Higher prevalence of dehydration, oliguria, pulmonary symptoms and liver involvement is found in non-survivors VL patients. They manifested higher rates of jaundice, thrombocytopenia, hypoalbuminemia and hyponatremia, which were the main predictors of death. Hyponatremia was frequent and significantly associated with mortality. Pathogenesis of hyponatremia in VL is multifactorial and involves both hypovolemic and hypervolemic conditions, as well as hypoalbuminemia and systemic inflammation. Renal tubular dysfunction may also play a role in VL-associated hyponatremia.

Study limitations

The main limitations of this study derive from its retrospective nature.

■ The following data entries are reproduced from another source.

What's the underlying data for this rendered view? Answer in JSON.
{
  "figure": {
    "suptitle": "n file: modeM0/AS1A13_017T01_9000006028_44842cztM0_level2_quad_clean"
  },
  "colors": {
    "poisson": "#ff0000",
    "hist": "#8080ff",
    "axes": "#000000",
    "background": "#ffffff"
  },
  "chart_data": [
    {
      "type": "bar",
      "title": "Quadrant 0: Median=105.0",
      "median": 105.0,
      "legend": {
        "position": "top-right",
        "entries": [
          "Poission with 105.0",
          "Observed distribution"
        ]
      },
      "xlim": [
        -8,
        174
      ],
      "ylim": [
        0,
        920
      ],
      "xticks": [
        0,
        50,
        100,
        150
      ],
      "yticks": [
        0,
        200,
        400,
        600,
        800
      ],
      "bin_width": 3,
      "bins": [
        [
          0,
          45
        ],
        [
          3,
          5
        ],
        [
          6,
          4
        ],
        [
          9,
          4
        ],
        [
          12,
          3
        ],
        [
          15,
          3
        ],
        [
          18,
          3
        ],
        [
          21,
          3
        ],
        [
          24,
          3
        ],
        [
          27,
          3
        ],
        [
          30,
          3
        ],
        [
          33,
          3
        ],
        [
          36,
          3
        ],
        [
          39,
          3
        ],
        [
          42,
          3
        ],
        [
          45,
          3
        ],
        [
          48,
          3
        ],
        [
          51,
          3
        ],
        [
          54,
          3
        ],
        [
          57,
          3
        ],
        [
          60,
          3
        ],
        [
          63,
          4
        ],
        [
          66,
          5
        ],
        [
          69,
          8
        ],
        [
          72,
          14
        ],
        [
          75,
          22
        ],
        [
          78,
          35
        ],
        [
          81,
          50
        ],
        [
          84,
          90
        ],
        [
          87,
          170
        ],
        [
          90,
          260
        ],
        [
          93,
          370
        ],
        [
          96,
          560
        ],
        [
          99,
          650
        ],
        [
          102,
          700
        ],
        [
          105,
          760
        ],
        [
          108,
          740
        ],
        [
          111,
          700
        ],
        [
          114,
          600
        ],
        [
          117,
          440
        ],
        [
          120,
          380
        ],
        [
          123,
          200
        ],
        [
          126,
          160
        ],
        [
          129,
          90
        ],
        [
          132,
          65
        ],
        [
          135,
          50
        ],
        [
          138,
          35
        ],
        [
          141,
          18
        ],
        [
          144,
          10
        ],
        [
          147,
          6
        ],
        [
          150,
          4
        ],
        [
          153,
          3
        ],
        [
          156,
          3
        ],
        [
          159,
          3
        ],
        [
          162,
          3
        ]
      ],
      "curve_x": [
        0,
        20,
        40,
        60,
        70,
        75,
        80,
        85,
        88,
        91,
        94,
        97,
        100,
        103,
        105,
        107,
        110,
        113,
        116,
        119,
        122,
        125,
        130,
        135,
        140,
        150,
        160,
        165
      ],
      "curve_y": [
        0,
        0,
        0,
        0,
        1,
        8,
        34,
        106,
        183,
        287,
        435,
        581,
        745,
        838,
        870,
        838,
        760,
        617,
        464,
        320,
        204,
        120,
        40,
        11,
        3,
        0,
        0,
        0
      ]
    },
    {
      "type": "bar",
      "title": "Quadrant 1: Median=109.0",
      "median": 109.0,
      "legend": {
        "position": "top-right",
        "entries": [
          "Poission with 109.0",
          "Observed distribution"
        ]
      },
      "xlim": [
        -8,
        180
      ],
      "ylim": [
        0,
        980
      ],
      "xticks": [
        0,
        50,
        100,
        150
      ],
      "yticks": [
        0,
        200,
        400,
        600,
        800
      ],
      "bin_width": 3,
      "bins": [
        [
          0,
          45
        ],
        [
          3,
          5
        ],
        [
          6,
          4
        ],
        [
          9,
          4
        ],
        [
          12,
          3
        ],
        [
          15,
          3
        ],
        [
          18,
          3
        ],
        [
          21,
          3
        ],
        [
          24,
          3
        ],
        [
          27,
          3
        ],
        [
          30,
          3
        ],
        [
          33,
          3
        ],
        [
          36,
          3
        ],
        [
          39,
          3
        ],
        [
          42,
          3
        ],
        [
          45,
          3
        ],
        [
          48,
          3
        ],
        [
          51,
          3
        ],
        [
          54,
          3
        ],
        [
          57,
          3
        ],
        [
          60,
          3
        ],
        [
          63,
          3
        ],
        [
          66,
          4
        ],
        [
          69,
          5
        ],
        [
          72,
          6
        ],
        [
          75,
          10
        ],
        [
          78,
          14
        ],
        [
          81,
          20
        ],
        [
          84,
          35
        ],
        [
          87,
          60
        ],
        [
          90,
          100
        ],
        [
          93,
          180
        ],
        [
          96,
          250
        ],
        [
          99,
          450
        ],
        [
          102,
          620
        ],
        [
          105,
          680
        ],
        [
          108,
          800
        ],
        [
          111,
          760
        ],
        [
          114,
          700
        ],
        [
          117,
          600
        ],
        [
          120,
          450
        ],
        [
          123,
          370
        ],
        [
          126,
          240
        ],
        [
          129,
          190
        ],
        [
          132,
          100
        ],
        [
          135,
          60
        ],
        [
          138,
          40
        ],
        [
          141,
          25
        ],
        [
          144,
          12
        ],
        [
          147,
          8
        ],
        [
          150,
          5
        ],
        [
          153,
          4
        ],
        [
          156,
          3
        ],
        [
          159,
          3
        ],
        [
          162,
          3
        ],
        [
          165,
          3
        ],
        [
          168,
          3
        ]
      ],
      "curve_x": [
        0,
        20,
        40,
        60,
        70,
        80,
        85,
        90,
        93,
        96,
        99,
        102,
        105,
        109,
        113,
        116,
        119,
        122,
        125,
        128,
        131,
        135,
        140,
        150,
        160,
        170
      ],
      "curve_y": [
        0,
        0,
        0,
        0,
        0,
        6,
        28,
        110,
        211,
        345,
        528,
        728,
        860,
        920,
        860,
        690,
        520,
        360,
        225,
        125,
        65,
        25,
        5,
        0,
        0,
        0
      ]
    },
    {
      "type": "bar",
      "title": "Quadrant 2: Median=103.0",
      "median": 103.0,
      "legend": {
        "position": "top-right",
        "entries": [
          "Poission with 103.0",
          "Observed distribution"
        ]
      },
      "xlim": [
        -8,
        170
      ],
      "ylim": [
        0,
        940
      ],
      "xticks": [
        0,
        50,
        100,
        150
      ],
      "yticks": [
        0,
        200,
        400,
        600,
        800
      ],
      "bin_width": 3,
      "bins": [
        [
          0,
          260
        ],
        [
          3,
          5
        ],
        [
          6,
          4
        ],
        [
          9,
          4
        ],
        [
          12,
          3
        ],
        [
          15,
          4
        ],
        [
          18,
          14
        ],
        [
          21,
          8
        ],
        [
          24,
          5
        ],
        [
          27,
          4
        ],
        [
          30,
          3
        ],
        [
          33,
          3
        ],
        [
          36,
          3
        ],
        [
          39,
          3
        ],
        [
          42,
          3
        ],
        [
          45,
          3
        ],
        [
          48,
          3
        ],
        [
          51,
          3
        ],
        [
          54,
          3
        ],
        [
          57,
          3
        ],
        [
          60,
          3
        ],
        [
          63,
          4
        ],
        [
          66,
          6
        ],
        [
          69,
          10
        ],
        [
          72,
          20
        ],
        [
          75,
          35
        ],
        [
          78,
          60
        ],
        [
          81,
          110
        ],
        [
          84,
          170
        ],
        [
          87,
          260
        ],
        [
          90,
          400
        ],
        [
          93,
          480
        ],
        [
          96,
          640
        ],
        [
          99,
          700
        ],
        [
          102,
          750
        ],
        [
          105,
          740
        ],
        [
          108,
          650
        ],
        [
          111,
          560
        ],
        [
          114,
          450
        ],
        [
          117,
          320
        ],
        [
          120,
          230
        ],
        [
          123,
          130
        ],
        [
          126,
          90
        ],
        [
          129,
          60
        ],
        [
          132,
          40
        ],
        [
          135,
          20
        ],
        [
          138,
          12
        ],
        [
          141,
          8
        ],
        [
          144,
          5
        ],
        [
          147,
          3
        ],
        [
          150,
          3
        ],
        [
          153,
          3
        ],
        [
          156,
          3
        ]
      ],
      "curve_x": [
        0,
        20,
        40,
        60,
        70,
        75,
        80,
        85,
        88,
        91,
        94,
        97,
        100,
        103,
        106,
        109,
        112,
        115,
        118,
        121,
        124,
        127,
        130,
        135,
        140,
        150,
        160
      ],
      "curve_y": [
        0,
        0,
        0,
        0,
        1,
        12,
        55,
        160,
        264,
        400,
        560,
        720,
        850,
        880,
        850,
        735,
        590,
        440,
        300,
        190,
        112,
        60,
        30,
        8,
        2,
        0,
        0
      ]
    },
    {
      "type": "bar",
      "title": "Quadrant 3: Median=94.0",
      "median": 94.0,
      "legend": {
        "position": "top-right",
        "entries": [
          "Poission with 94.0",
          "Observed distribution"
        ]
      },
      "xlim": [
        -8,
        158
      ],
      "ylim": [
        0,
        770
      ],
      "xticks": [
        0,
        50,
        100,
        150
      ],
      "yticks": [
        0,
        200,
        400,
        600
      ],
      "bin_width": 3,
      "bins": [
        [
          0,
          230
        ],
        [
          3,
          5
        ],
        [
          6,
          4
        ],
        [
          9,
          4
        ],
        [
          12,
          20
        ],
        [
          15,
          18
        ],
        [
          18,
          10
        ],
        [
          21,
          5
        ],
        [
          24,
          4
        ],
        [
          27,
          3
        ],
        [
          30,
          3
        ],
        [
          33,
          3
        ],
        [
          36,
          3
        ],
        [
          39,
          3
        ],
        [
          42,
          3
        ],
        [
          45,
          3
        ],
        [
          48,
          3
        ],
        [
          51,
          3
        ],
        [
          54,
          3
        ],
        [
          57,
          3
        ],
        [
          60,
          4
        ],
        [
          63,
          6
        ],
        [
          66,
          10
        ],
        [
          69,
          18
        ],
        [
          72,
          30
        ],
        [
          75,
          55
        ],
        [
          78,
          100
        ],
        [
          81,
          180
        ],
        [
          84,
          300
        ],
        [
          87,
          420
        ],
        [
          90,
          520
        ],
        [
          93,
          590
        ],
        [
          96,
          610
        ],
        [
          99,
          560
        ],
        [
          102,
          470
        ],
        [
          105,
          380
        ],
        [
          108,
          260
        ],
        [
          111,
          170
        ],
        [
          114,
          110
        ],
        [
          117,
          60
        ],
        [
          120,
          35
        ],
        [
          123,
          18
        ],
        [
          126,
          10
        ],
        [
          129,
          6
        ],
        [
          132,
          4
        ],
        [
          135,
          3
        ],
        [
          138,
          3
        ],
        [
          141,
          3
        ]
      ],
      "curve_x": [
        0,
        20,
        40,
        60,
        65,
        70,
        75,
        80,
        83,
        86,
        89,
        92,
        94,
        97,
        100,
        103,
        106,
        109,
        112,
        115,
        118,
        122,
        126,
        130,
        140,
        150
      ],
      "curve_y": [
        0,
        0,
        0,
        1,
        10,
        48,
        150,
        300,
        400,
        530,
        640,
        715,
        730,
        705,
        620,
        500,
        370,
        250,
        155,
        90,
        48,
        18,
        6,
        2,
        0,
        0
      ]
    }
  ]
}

Patients’ data were collected from medical charts, and we unfortunately did not have access to some of patients’ information. The significant difference in the number of patients in each group may be considered a limitation, since it makes statistical analysis more difficult. However, we have chosen to compare these groups in order to investigate factors associated to mortality. Further studies are required to fully understand the pathophysiology of VL-associated hyponatremia and the best ways to prevent and treat this condition.